Falta de energia testa a paciência em Nova Santa Rita
Nova Santa Rita - Dois dias depois do temporal que varreu a cidade na noite de sábado, dia 20, três locais foram os mais atingidos: os bairros Berto Círio e Califórnia e o Loteamento Popular. Segundo o secretário do Gabinete de Gestão Integrada de Nova Santa Rita, Alexandre Alberto Rocha, 45 casas foram atingidas. A administração já comprou e hoje fará a distribuição de 350 telhas a esses moradores.
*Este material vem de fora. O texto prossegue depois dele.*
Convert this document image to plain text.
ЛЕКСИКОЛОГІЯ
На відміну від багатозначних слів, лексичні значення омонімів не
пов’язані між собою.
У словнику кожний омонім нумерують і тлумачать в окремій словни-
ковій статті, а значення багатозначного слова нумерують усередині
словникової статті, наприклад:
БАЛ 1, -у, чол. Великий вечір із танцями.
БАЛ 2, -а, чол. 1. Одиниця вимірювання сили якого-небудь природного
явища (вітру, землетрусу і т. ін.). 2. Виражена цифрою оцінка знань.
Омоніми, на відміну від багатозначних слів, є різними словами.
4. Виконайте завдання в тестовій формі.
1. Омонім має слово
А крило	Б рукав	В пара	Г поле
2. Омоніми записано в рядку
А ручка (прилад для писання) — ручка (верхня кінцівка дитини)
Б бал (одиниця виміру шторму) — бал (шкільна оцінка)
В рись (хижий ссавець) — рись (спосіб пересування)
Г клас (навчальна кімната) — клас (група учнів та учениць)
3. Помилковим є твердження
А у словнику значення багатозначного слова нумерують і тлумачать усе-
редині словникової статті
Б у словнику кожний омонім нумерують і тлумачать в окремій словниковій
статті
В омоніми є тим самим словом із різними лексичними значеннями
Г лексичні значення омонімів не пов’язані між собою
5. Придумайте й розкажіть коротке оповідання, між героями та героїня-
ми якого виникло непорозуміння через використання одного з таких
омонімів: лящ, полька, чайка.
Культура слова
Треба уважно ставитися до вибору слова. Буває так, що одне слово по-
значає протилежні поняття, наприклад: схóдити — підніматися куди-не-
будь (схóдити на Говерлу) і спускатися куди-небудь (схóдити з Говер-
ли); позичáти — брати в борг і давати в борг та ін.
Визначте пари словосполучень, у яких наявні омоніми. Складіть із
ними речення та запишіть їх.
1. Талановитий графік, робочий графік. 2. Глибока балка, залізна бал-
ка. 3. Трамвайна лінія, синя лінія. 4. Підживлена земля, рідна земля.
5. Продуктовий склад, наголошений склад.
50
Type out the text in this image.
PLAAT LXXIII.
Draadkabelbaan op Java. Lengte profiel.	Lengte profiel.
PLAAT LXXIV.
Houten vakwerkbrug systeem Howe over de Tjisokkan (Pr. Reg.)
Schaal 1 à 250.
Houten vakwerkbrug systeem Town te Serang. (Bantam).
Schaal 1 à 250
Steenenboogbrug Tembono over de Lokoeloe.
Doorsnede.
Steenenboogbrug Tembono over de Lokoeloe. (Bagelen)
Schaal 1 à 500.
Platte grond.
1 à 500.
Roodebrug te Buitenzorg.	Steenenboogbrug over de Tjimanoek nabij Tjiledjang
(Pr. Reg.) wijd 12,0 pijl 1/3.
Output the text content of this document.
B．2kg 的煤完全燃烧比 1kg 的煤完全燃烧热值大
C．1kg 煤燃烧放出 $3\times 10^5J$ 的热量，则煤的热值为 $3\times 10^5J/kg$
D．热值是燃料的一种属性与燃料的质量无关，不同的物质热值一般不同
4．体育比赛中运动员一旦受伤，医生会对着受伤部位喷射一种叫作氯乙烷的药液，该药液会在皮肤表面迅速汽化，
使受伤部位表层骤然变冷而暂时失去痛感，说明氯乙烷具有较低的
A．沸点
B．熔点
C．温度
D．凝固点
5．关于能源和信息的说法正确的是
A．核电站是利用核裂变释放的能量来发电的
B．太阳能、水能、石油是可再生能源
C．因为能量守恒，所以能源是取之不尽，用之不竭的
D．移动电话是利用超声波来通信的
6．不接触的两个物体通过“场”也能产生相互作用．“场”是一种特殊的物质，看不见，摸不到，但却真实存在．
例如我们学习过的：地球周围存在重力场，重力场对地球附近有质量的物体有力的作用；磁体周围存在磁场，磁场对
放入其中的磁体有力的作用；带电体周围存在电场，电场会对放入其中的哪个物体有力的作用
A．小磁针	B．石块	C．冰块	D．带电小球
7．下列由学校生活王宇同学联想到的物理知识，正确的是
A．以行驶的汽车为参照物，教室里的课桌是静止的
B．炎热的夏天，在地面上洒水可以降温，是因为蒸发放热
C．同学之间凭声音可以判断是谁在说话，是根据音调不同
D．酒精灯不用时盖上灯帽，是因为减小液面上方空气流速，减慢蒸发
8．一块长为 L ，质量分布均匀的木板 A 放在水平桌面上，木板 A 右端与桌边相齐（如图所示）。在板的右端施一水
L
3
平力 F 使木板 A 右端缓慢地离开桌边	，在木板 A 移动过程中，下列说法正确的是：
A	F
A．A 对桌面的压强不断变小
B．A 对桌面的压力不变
Nem mesmo a prefeita, Margarete Ferretti, saiu ilesa do mau tempo. Moradora do bairro Califórnia, ela teve a casa destelhada e também estava sem luz.
 
Segundo o secretário municipal de Desenvolvimento Econômico, Rodrigo Batistella, está sendo feito levantamento comas empresas prejudicadas com a demora no restabelecimento da energia elétrica. Batistella comentou que desde sábado fez contato com a gerência da AES Sul, mas “não fomos atendidos conforme nossa necessidade. Já entregamos relatório sobre postes que precisam ser trocados. E quando acontece isso, não há equipes suficientes para atender nossa cidade”, reclama. “Há 15 dias tivemos reunião com a AES Sul para pedir manutenção dos postes em Nova Santa Rita. Vou cobrar de novo nesta terça-feira. É preciso prevenção, troca de postes podres, podas de árvores”, falou a prefeita.